From personal experience, I understood that engaging in therapy with a medical professional was a privilege. It’s not always the case that therapy is available to you for whatever reason, however, there are many resources out there for those that may not feel it’s an option for them. For most of my life, I thought that therapy was something that wasn’t available for me. Due to poor health insurance and a lack of surplus income, I found reasons to keep me from getting the help I needed.
Eventually, I found a way to make it happen for myself, and when I scheduled my first appointment, I wanted to make the most of my time with a therapist. After several sessions, I realized that one-on-one sessions—although vastly important for me—weren’t the only form of therapy I could take part in. If you’re seeking alternative forms of one-on-one therapy, here are a few options I would suggest you look into.
Equine therapy or equine-assisted therapy is a form of therapy treatment that puts the individual in the environment of horses. The active time with equines can promote physical and mental health, providing relief for those suffering from anything from anxiety disorders to developmental delay. Not only can equine therapy help individuals build self-confidence, communication skills, and trust, but it can be used to help in the treatment of many behavioral disorders.
Equine therapy in cognitive therapy: Often used to treat anxiety disorders, horses have the unique ability to sense and respond to stimuli around them in ways that are different than humans. Horses are sensitive creatures, with a heightened awareness of the world around them. Interacting with horses in any capacity can help an individual with anxiety, depression, and behavioral disorders using a new and better form of communication then they might typically with their peers, family, and friends. Not only does time with a horse let those suffering find ways to change the way they observe their surroundings, but they learn stronger ways to lead, focus, and take responsibility for their thought processes.

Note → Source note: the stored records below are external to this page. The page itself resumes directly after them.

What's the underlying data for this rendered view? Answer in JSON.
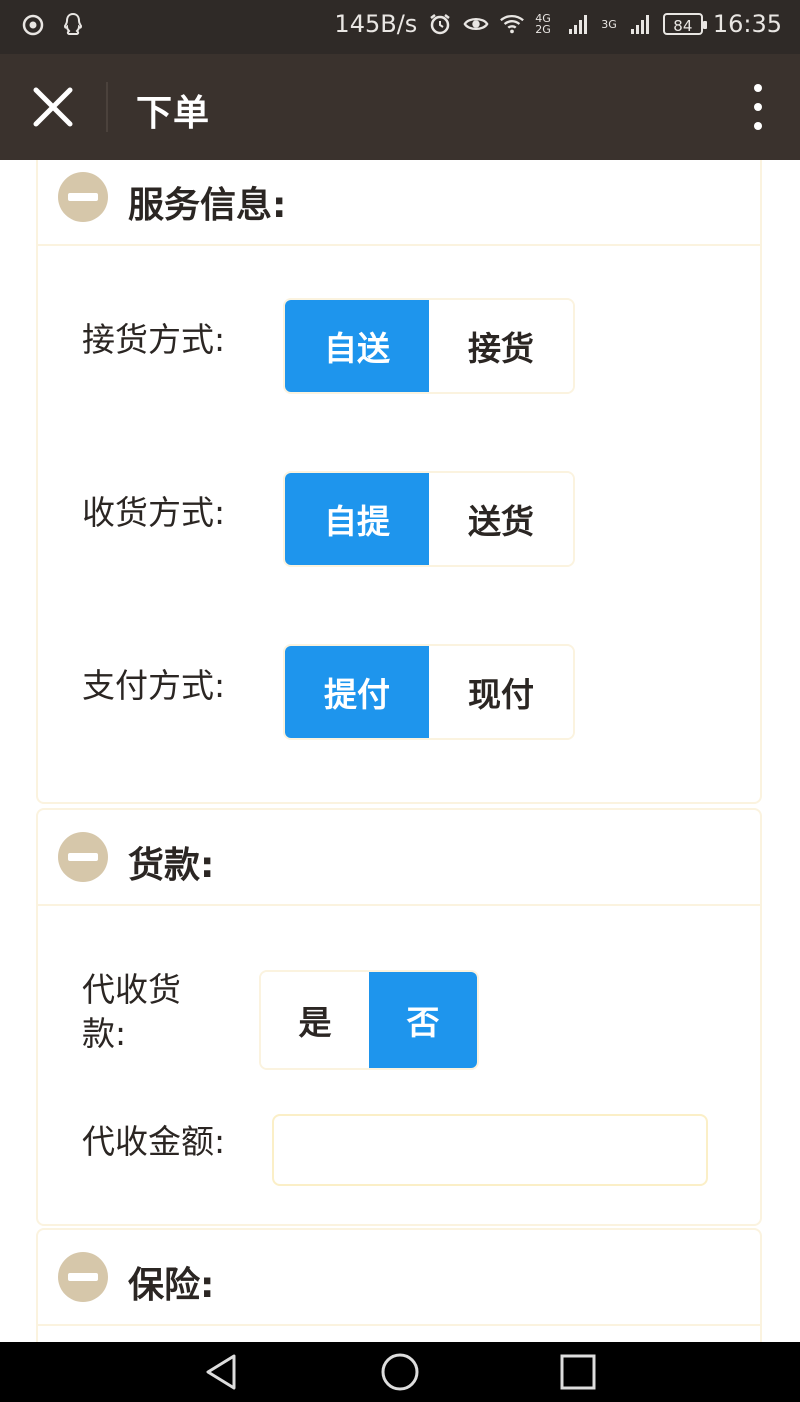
{
  "status_bar": {
    "net_speed": "145B/s",
    "network_1": "4G 2G",
    "network_2": "3G",
    "battery": "84",
    "time": "16:35"
  },
  "header": {
    "title": "下单"
  },
  "sections": {
    "service": {
      "title": "服务信息:",
      "pickup_label": "接货方式:",
      "pickup_options": [
        "自送",
        "接货"
      ],
      "delivery_label": "收货方式:",
      "delivery_options": [
        "自提",
        "送货"
      ],
      "payment_label": "支付方式:",
      "payment_options": [
        "提付",
        "现付"
      ]
    },
    "payment_goods": {
      "title": "货款:",
      "cod_label_line1": "代收货",
      "cod_label_line2": "款:",
      "cod_options": [
        "是",
        "否"
      ],
      "amount_label": "代收金额:",
      "amount_value": ""
    },
    "insurance": {
      "title": "保险:"
    }
  },
  "colors": {
    "accent": "#1e95ed",
    "header_bg": "#3a322d",
    "status_bg": "#2f2a27",
    "icon_bg": "#d6c7aa"
  }
}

Working directly with a horse can be beneficial, as a horse acts from a non-judgemental place, giving the individual feedback that is direct. Their emotions, not easily understood first, become clear in their body movements over time. They help a person feel highly aware of themselves and make it easier to reflect on why they’re feeling what they are feeling.

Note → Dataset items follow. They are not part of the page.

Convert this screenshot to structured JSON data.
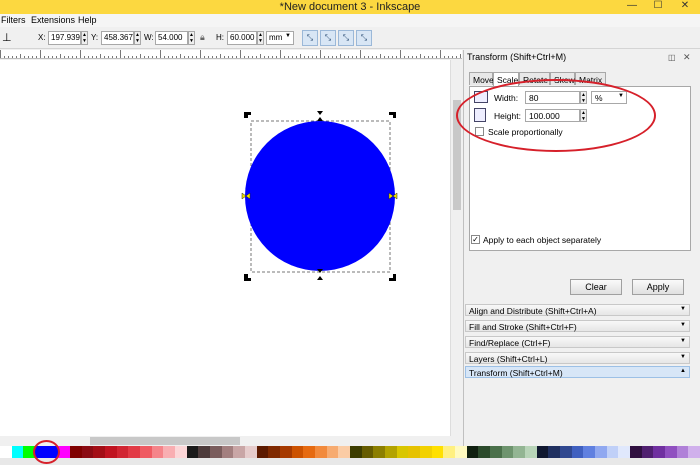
{
  "window": {
    "title": "*New document 3 - Inkscape",
    "buttons": {
      "minimize": "—",
      "maximize": "☐",
      "close": "✕"
    }
  },
  "menu": {
    "items": [
      "Filters",
      "Extensions",
      "Help"
    ]
  },
  "toolbar": {
    "x_label": "X:",
    "x_value": "197.939",
    "y_label": "Y:",
    "y_value": "458.367",
    "w_label": "W:",
    "w_value": "54.000",
    "lock_icon": "lock-icon",
    "h_label": "H:",
    "h_value": "60.000",
    "unit": "mm"
  },
  "canvas": {
    "shape_color": "#0000ff",
    "shape": "circle"
  },
  "transform_panel": {
    "title": "Transform (Shift+Ctrl+M)",
    "tabs": [
      "Move",
      "Scale",
      "Rotate",
      "Skew",
      "Matrix"
    ],
    "active_tab": "Scale",
    "width_label": "Width:",
    "width_value": "80",
    "unit_value": "%",
    "height_label": "Height:",
    "height_value": "100.000",
    "scale_proportionally_label": "Scale proportionally",
    "apply_each_label": "Apply to each object separately",
    "clear_label": "Clear",
    "apply_label": "Apply"
  },
  "dock_items": [
    "Align and Distribute (Shift+Ctrl+A)",
    "Fill and Stroke (Shift+Ctrl+F)",
    "Find/Replace (Ctrl+F)",
    "Layers (Shift+Ctrl+L)",
    "Transform (Shift+Ctrl+M)"
  ],
  "palette": {
    "colors": [
      "#ffffff",
      "#00ffff",
      "#00ff00",
      "#0000ff",
      "#0000ff",
      "#ff00ff",
      "#800000",
      "#8b0a12",
      "#a30d15",
      "#c01320",
      "#d12532",
      "#e23a45",
      "#ef5a62",
      "#f5848a",
      "#f9aeb2",
      "#fcd6d8",
      "#1a1a1a",
      "#4d3b3b",
      "#7a5c5c",
      "#a37f7f",
      "#c9a6a6",
      "#e6cccc",
      "#5c1a00",
      "#7f2900",
      "#a63a00",
      "#cc5200",
      "#e66a10",
      "#f28a3c",
      "#f7ab70",
      "#fbcca5",
      "#3d3d00",
      "#665c00",
      "#8c7f00",
      "#b3a300",
      "#d9c600",
      "#e6c200",
      "#f2d100",
      "#ffe000",
      "#fff080",
      "#fffac0",
      "#102010",
      "#2b4a2b",
      "#4a704a",
      "#6e946e",
      "#93b593",
      "#b8d4b8",
      "#101830",
      "#203060",
      "#304890",
      "#4060c0",
      "#6080e0",
      "#90a8f0",
      "#c0d0f8",
      "#e0e8fc",
      "#301040",
      "#502070",
      "#7030a0",
      "#9050c0",
      "#b080d8",
      "#d0b0ec"
    ]
  }
}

Sometimes referred to as outdoor behavioral therapy can be done independently and with a trained professional. Although wilderness therapy has been viewed with controversy, it can be used as a form of therapy in a healthy and non-risk way. If you’re unsure what the outdoors can do for you, you only need to do a quick search on the vast studies correlating time spent outdoors to good mental health. There are some incredible benefits that exist for people who simply increase their time outdoors.

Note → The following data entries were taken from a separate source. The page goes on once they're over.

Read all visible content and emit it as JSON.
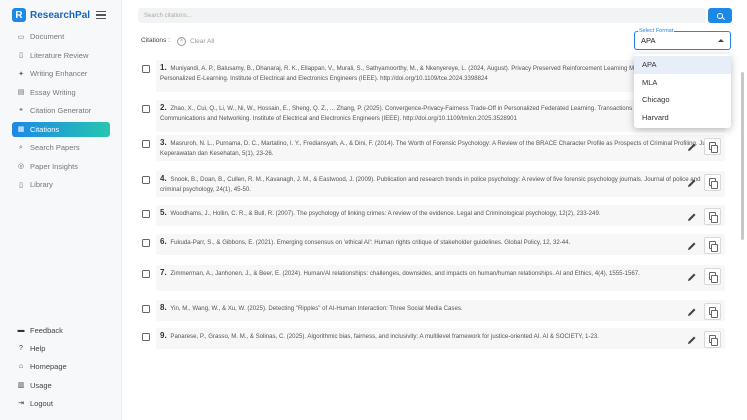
{
  "app": {
    "name": "ResearchPal"
  },
  "sidebar": {
    "items": [
      {
        "label": "Document",
        "icon": "document-icon"
      },
      {
        "label": "Literature Review",
        "icon": "book-icon"
      },
      {
        "label": "Writing Enhancer",
        "icon": "sparkle-icon"
      },
      {
        "label": "Essay Writing",
        "icon": "essay-icon"
      },
      {
        "label": "Citation Generator",
        "icon": "quote-icon"
      },
      {
        "label": "Citations",
        "icon": "citations-icon",
        "active": true
      },
      {
        "label": "Search Papers",
        "icon": "search-icon"
      },
      {
        "label": "Paper Insights",
        "icon": "insights-icon"
      },
      {
        "label": "Library",
        "icon": "library-icon"
      }
    ],
    "bottom": [
      {
        "label": "Feedback",
        "icon": "feedback-icon"
      },
      {
        "label": "Help",
        "icon": "help-icon"
      },
      {
        "label": "Homepage",
        "icon": "home-icon"
      },
      {
        "label": "Usage",
        "icon": "usage-icon"
      },
      {
        "label": "Logout",
        "icon": "logout-icon"
      }
    ]
  },
  "search": {
    "placeholder": "Search citations..."
  },
  "toolbar": {
    "citations_label": "Citations :",
    "clear_all": "Clear All"
  },
  "format": {
    "label": "Select Format",
    "selected": "APA",
    "options": [
      "APA",
      "MLA",
      "Chicago",
      "Harvard"
    ]
  },
  "citations": [
    {
      "num": "1.",
      "text": "Muniyandi, A. P., Balusamy, B., Dhanaraj, R. K., Ellappan, V., Murali, S., Sathyamoorthy, M., & Nkenyereye, L. (2024, August). Privacy Preserved Reinforcement Learning Model Using Generative AI for Personalized E-Learning. Institute of Electrical and Electronics Engineers (IEEE). http://doi.org/10.1109/tce.2024.3398824"
    },
    {
      "num": "2.",
      "text": "Zhao, X., Cui, Q., Li, W., Ni, W., Hossain, E., Sheng, Q. Z., ... Zhang, P. (2025). Convergence-Privacy-Fairness Trade-Off in Personalized Federated Learning. Transactions on Machine Learning in Communications and Networking. Institute of Electrical and Electronics Engineers (IEEE). http://doi.org/10.1109/tmlcn.2025.3528901"
    },
    {
      "num": "3.",
      "text": "Masruroh, N. L., Purnama, D. C., Martatino, I. Y., Frediansyah, A., & Dini, F. (2014). The Worth of Forensic Psychology: A Review of the BRACE Character Profile as Prospects of Criminal Profiling. Jurnal Keperawatan dan Kesehatan, 5(1), 23-26."
    },
    {
      "num": "4.",
      "text": "Snook, B., Doan, B., Cullen, R. M., Kavanagh, J. M., & Eastwood, J. (2009). Publication and research trends in police psychology: A review of five forensic psychology journals. Journal of police and criminal psychology, 24(1), 45-50."
    },
    {
      "num": "5.",
      "text": "Woodhams, J., Hollin, C. R., & Bull, R. (2007). The psychology of linking crimes: A review of the evidence. Legal and Criminological psychology, 12(2), 233-249."
    },
    {
      "num": "6.",
      "text": "Fukuda-Parr, S., & Gibbons, E. (2021). Emerging consensus on 'ethical AI': Human rights critique of stakeholder guidelines. Global Policy, 12, 32-44."
    },
    {
      "num": "7.",
      "text": "Zimmerman, A., Janhonen, J., & Beer, E. (2024). Human/AI relationships: challenges, downsides, and impacts on human/human relationships. AI and Ethics, 4(4), 1555-1567."
    },
    {
      "num": "8.",
      "text": "Yin, M., Wang, W., & Xu, W. (2025). Detecting \"Ripples\" of AI-Human Interaction: Three Social Media Cases."
    },
    {
      "num": "9.",
      "text": "Panarese, P., Grasso, M. M., & Solinas, C. (2025). Algorithmic bias, fairness, and inclusivity: A multilevel framework for justice-oriented AI. AI & SOCIETY, 1-23."
    }
  ],
  "colors": {
    "accent": "#1e88e5",
    "active_gradient_end": "#26c6b0"
  }
}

However, outdoor behavioral programs are far more structured than taking independent hikes or camping trips. For adolescents and adults who are suffering from substance abuse, anger issues, anxiety, or depression, outdoor therapy puts oneself in an environment that’s easier to open up in. It can help individuals begin to develop healthy coping strategies, find self-esteem, and even strengthen social skills.
Find What’s Right for You
It doesn’t matter if therapy for you happens over an app, in a traditional office, or outdoors. No one seeks help, therapy, and guidance in the same way. Open yourself up to the possibility that non-traditional forms of therapy might be the right option for you.